Music specialists across the globe heard striking similarities between Sibelius’ “Finlandia” and Ryan J Nowlin’s “Godspeed”, which the Marine Corps orchestra played during Joe Biden‘s presidential inauguration.
“It is clear that it is Finlandia, no talk about it”, Johan Korsell, the host of the programme Music Review on Swedish Radio said.
“Those who listened carefully might have heard some Finnish Sibelius being played in the Inauguration2021! Many Finns were very happy to hear the familiar Finlandia”, Helena Liikanen-Renger, press secretary at the Embassy of Finland in the US, tweeted. Later, she noted that many Christian hymns like “Be still, my soul” are based on Sibelius’ Finlandia.
Those who listened carefully might have heard some Finnish #Sibelius being played in the #Inauguration2021 yesterday! Many Finns were very happy to hear the familiar #Finlandia➡️ https://t.co/3R1kmmlP4x
— Helena Liikanen-Renger (@HelenaLiikanen) January 21, 2021
”For a moment there I could have sworn the Marine Band was playing Finlandia! (Maybe some American march that borrows from the hymn?). Anyway, just tuned in and the inauguration already gets an A+ from me”, Finnish-American conductor and violinist Aku Sorensen shared his take on Twitter.
For a moment there I could have sworn the Marine Band was playing Finlandia! (Maybe some American march that borrows from the hymn?). Anyway, just tuned in and the inauguration already gets an A+ from me
— Aku Sorensen (@akusorensen) January 20, 2021
Unna Toropainen, the curator of the Sibelius Museum, explained that “Finlandia” has had a “wild coexistence”. “It has been the subject of numerous arrangements”, the curator said.
According to Toropainen, the melody of “Finlandia” can be found in several church hymns, especially in the US.

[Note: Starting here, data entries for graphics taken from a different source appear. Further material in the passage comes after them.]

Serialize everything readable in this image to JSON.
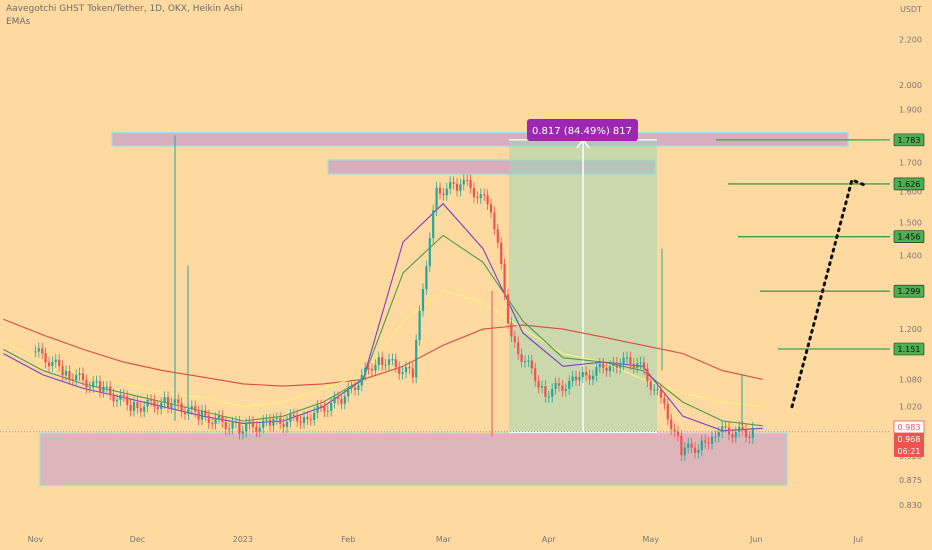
{
  "header": {
    "title": "Aavegotchi GHST Token/Tether, 1D, OKX, Heikin Ashi",
    "indicator": "EMAs"
  },
  "chart_data": {
    "type": "line",
    "title": "Aavegotchi GHST Token/Tether, 1D, OKX, Heikin Ashi",
    "ylabel": "USDT",
    "y_scale": "log",
    "ylim": [
      0.81,
      2.35
    ],
    "x_ticks": [
      "Nov",
      "Dec",
      "2023",
      "Feb",
      "Mar",
      "Apr",
      "May",
      "Jun",
      "Jul"
    ],
    "y_ticks": [
      "2.200",
      "2.000",
      "1.900",
      "1.700",
      "1.600",
      "1.500",
      "1.400",
      "1.200",
      "1.080",
      "1.020",
      "0.920",
      "0.875",
      "0.830"
    ],
    "price_series": {
      "name": "GHST/USDT",
      "x": [
        "2022-11-01",
        "2022-11-10",
        "2022-11-20",
        "2022-11-30",
        "2022-12-10",
        "2022-12-20",
        "2022-12-31",
        "2023-01-10",
        "2023-01-20",
        "2023-01-31",
        "2023-02-10",
        "2023-02-20",
        "2023-02-27",
        "2023-03-05",
        "2023-03-08",
        "2023-03-15",
        "2023-03-21",
        "2023-03-31",
        "2023-04-10",
        "2023-04-20",
        "2023-04-27",
        "2023-05-05",
        "2023-05-10",
        "2023-05-16",
        "2023-05-20",
        "2023-05-31"
      ],
      "close": [
        1.145,
        1.095,
        1.06,
        1.02,
        1.03,
        1.0,
        0.975,
        0.985,
        1.0,
        1.04,
        1.13,
        1.09,
        1.6,
        1.62,
        1.62,
        1.55,
        1.17,
        1.05,
        1.08,
        1.12,
        1.12,
        1.02,
        0.93,
        0.94,
        0.97,
        0.965
      ]
    },
    "ema_series": [
      {
        "color": "#e0473f",
        "y": [
          1.225,
          1.185,
          1.15,
          1.12,
          1.1,
          1.085,
          1.07,
          1.065,
          1.07,
          1.08,
          1.11,
          1.16,
          1.2,
          1.21,
          1.2,
          1.18,
          1.16,
          1.14,
          1.1,
          1.08
        ]
      },
      {
        "color": "#fff27a",
        "y": [
          1.17,
          1.12,
          1.09,
          1.07,
          1.05,
          1.04,
          1.02,
          1.03,
          1.06,
          1.09,
          1.22,
          1.3,
          1.27,
          1.2,
          1.14,
          1.12,
          1.08,
          1.05,
          1.03,
          1.02
        ]
      },
      {
        "color": "#4c9a4e",
        "y": [
          1.15,
          1.1,
          1.07,
          1.05,
          1.03,
          1.01,
          0.99,
          1.0,
          1.03,
          1.08,
          1.35,
          1.46,
          1.38,
          1.22,
          1.13,
          1.12,
          1.1,
          1.03,
          0.99,
          0.98
        ]
      },
      {
        "color": "#7b3fc4",
        "y": [
          1.14,
          1.09,
          1.06,
          1.04,
          1.02,
          1.0,
          0.985,
          0.99,
          1.02,
          1.08,
          1.44,
          1.56,
          1.42,
          1.19,
          1.11,
          1.12,
          1.11,
          1.0,
          0.97,
          0.975
        ]
      }
    ],
    "zones": [
      {
        "type": "resistance",
        "from": 1.76,
        "to": 1.81
      },
      {
        "type": "resistance",
        "from": 1.66,
        "to": 1.71
      },
      {
        "type": "support",
        "from": 0.865,
        "to": 0.965
      }
    ],
    "measure": {
      "label": "0.817 (84.49%) 817",
      "from": 0.967,
      "to": 1.783
    },
    "targets": [
      {
        "label": "1.783",
        "value": 1.783
      },
      {
        "label": "1.626",
        "value": 1.626
      },
      {
        "label": "1.456",
        "value": 1.456
      },
      {
        "label": "1.299",
        "value": 1.299
      },
      {
        "label": "1.151",
        "value": 1.151
      }
    ],
    "current_price_labels": [
      {
        "label": "0.983",
        "value": 0.983
      },
      {
        "label": "0.968",
        "value": 0.968
      },
      {
        "label": "06:21",
        "value": 0.958
      }
    ],
    "projection": {
      "from": 1.02,
      "to": 1.64,
      "end": 1.62
    }
  }
}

“The melody is still written by Jean Sibelius, even if the text is different”, Toropainen told the Finnish newspaper Ilta-Sanomat.

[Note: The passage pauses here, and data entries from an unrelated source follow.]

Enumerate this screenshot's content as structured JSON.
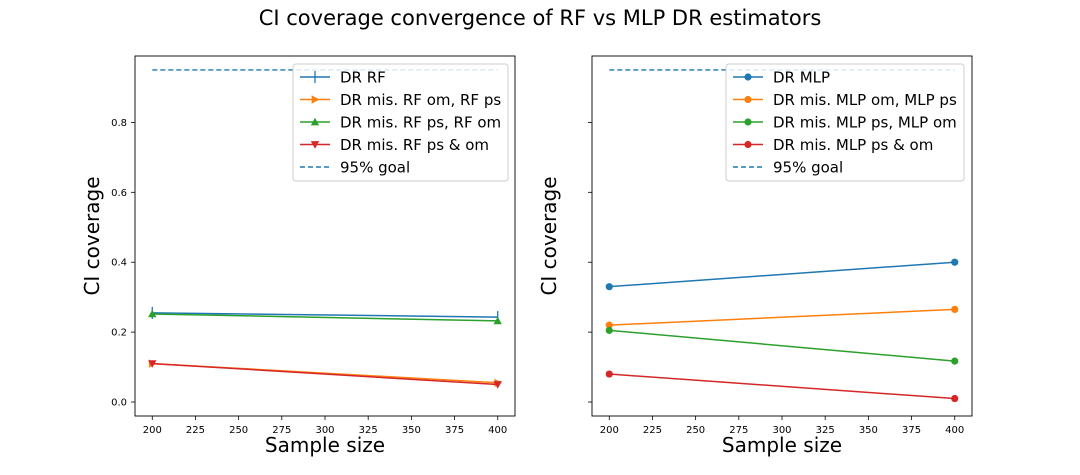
{
  "figure": {
    "title": "CI coverage convergence of RF vs MLP DR estimators"
  },
  "chart_data": [
    {
      "type": "line",
      "xlabel": "Sample size",
      "ylabel": "CI coverage",
      "xlim": [
        190,
        410
      ],
      "ylim": [
        -0.04,
        0.99
      ],
      "xticks": [
        "200",
        "225",
        "250",
        "275",
        "300",
        "325",
        "350",
        "375",
        "400"
      ],
      "yticks": [
        "0.0",
        "0.2",
        "0.4",
        "0.6",
        "0.8"
      ],
      "show_ytick_labels": true,
      "legend_position": "top-right",
      "x": [
        200,
        400
      ],
      "series": [
        {
          "name": "DR RF",
          "values": [
            0.255,
            0.243
          ],
          "color": "#1f77b4",
          "marker": "vline"
        },
        {
          "name": "DR mis. RF om, RF ps",
          "values": [
            0.11,
            0.055
          ],
          "color": "#ff7f0e",
          "marker": "triangle-right"
        },
        {
          "name": "DR mis. RF ps, RF om",
          "values": [
            0.252,
            0.232
          ],
          "color": "#2ca02c",
          "marker": "triangle-up"
        },
        {
          "name": "DR mis. RF ps & om",
          "values": [
            0.11,
            0.05
          ],
          "color": "#d62728",
          "marker": "triangle-down"
        }
      ],
      "goal": {
        "name": "95% goal",
        "value": 0.95,
        "color": "#1f77b4"
      }
    },
    {
      "type": "line",
      "xlabel": "Sample size",
      "ylabel": "CI coverage",
      "xlim": [
        190,
        410
      ],
      "ylim": [
        -0.04,
        0.99
      ],
      "xticks": [
        "200",
        "225",
        "250",
        "275",
        "300",
        "325",
        "350",
        "375",
        "400"
      ],
      "yticks": [
        "0.0",
        "0.2",
        "0.4",
        "0.6",
        "0.8"
      ],
      "show_ytick_labels": false,
      "legend_position": "top-right",
      "x": [
        200,
        400
      ],
      "series": [
        {
          "name": "DR MLP",
          "values": [
            0.33,
            0.4
          ],
          "color": "#1f77b4",
          "marker": "circle"
        },
        {
          "name": "DR mis. MLP om, MLP ps",
          "values": [
            0.22,
            0.265
          ],
          "color": "#ff7f0e",
          "marker": "circle"
        },
        {
          "name": "DR mis. MLP ps, MLP om",
          "values": [
            0.205,
            0.117
          ],
          "color": "#2ca02c",
          "marker": "circle"
        },
        {
          "name": "DR mis. MLP ps & om",
          "values": [
            0.08,
            0.01
          ],
          "color": "#d62728",
          "marker": "circle"
        }
      ],
      "goal": {
        "name": "95% goal",
        "value": 0.95,
        "color": "#1f77b4"
      }
    }
  ]
}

Toropainen explained that several lyrics exist as well. The text familiar to Finns was written in 1940 by poet Veikko Antero Koskenniemi.
“There are dozens of hymns alone. In Wales, ‘Finlandia’ has received its own words and has been used as a nationalist song. In Norway, it was found in the Salvation Army hymnbook under the name ‘Song of the Stars’ for about 80 years”, she explained.
“Finlandia” was also chosen as the national anthem of Biafra, which seceded from Nigeria in 1967, as the Land of the Rising Sun.
Sibelius composed the first version of Finlandia in 1899. The darkly resonant piece woven by strings and woodwinds received its current form in 1900. Sibelius’ showpiece has special value in Finland and has from time to time been proposed as a national anthem.